I read a lot about the cold in the newspapers
and its consequences, of the foolish and the dead,
of exiles, murderers and myriads
of ice floes, but little that pleases me.
why? Before the beggar who comes at noon
I slam the door ’cause it’s peace
and you can save yourself the sight, but don’t
the joyless dying of the leaves in the rain.
Let’s take a trip! Let’s go under cypresses
or under the palm trees or in the orange groves
see sunsets at reduced prices,
who have no equal! Let’s
forgotten unanswered letters to yesterday!
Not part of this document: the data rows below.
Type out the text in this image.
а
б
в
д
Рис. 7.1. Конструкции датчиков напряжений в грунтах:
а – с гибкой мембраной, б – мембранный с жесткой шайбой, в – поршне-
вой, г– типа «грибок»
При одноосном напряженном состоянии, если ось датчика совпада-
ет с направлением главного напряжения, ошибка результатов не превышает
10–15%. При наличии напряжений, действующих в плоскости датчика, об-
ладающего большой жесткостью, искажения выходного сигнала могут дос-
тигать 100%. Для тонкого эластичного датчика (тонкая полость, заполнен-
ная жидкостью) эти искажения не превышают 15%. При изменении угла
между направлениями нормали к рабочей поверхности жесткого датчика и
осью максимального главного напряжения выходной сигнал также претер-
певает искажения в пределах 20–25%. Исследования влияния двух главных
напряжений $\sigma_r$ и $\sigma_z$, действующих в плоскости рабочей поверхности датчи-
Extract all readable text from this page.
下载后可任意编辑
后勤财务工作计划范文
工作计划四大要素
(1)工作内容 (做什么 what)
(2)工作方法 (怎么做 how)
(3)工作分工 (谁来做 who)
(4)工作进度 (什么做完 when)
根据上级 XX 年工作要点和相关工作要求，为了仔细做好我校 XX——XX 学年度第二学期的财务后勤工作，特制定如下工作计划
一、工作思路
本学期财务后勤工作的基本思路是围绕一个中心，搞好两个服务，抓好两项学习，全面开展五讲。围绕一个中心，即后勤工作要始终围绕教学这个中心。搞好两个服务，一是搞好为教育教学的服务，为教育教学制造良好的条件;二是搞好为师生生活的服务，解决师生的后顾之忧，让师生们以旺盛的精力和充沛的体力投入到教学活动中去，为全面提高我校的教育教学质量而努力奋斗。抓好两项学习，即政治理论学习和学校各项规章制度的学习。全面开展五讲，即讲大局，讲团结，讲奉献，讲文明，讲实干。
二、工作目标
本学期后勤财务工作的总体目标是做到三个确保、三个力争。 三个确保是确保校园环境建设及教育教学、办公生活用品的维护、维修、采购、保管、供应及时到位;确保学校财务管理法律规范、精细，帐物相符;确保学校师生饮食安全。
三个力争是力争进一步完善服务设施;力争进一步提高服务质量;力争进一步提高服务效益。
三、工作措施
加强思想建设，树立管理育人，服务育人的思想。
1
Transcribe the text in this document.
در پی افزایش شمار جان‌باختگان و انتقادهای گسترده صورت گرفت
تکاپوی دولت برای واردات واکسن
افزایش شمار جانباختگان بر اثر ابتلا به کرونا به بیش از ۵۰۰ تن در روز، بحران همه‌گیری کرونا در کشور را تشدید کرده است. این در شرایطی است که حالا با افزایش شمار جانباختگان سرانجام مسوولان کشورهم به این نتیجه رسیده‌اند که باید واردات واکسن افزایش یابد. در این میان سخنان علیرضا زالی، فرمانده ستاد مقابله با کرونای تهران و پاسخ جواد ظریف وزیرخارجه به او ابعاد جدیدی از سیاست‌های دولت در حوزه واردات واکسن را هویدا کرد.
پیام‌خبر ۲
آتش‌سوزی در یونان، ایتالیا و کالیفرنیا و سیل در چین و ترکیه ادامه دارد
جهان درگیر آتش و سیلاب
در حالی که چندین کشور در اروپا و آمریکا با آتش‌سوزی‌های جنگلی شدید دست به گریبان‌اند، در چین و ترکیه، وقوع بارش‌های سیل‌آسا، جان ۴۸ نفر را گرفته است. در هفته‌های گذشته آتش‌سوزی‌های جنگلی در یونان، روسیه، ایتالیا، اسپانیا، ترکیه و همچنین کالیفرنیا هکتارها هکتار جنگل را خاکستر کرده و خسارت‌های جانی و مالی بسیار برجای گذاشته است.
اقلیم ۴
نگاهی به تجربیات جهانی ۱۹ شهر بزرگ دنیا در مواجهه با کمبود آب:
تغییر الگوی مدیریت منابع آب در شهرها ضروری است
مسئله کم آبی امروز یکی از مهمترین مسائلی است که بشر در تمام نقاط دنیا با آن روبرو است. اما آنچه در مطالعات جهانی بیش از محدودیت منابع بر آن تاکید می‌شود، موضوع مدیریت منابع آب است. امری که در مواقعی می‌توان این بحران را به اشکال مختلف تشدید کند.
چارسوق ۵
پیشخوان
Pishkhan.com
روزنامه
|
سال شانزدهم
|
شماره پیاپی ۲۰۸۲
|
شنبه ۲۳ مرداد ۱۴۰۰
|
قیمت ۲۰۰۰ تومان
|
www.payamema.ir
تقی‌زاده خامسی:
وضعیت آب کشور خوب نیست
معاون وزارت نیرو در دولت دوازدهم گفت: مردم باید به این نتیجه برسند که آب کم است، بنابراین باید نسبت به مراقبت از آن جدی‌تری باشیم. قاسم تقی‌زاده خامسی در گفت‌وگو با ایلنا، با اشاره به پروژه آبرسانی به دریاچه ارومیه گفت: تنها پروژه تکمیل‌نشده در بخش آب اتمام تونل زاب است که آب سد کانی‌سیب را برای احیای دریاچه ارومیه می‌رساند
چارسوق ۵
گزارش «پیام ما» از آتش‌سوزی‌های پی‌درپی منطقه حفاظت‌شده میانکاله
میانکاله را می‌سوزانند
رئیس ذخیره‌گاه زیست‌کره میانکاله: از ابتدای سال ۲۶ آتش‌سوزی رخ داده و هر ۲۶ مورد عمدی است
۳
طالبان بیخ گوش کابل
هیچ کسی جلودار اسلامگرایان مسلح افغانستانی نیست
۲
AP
Time works wonders. But if she does us wrong,
with the pounding of guilt: we are not at home.
In the basement of my heart, sleepless, I find myself again
on the chaff of scorn, in the autumn maneuvers of time.

In her first collection, Die gestundete Zeit (Mortgaged Time, in In the Storm of Roses), Ingeborg Bachmann grapples with the lingering effects of fascism after World War II. “Autumn Maneuver” (“Herbstmanöver”) is one of the best illustrations of the theme of this volume, as its title suggests military tactics as well as images of movement, particularly that of seasonal progressions. The combination of the image of the natural world’s progression toward winter with that of the human activity of warfare suggests an “apocalyptic final winter” (Boa 272). In such an apocalyptic vision, the urgency of Bachmann’s poem becomes evident. The first line of the poem, “I don’t say: that was before,” clearly expresses the speaker’s inability to separate the atrocities of the recent past from the actions one takes in the present. In the postwar period there is no escaping recent history, and even “flight to the South, / where the birds fly, won’t help us.”
The second stanza continues the poem’s theme of inability to “spare yourself an unpleasant sight,” to forget the destruction that resulted from war. The references to newspapers, refugees, and murderers all evoke specifically human phenomena and elicit emotional responses to the death and dislocation inherent in war. These images, however, are mingled with “myriads / of ice-flows,” a natural image that seems to herald a “new ice-age” (Boa 272). In the apocalyptic vision of both human and natural events, Bachmann reveals that, though in the postwar period “there is peace,” one is unable to avoid “the joyless dying of leaves” that heralds autumn.
Similarly, Bachmann’s poem argues that one cannot ignore the human “beggar” and those who have “slam[med] the door in his face.” This image of the beggar in “Autumn Maneuver” evokes the biblical tale in the book of Hebrews of an angel disguised as a destitute who is repeatedly turned away from townspeople’s doors when he seeks shelter. The biblical passage serves as a moral reminder of human beings’ responsibility toward one another; similarly, Bachmann’s reference to the beggar can be understood as an exhortation for postwar responsibility for human death and, in some sense, for the death of humanity itself.
Bibliography
Bachmann, Ingeborg. In the Storm of Roses: Selected Poems. Edited and translated by Mark Anderson, Princeton University Press, 1986.
Boa, Elizabeth. “Reading Ingeborg Bachmann.” Postwar Women’s Writing in German, edited by Chris Weedon, Berghahn Books, 1997, pp. 270–280.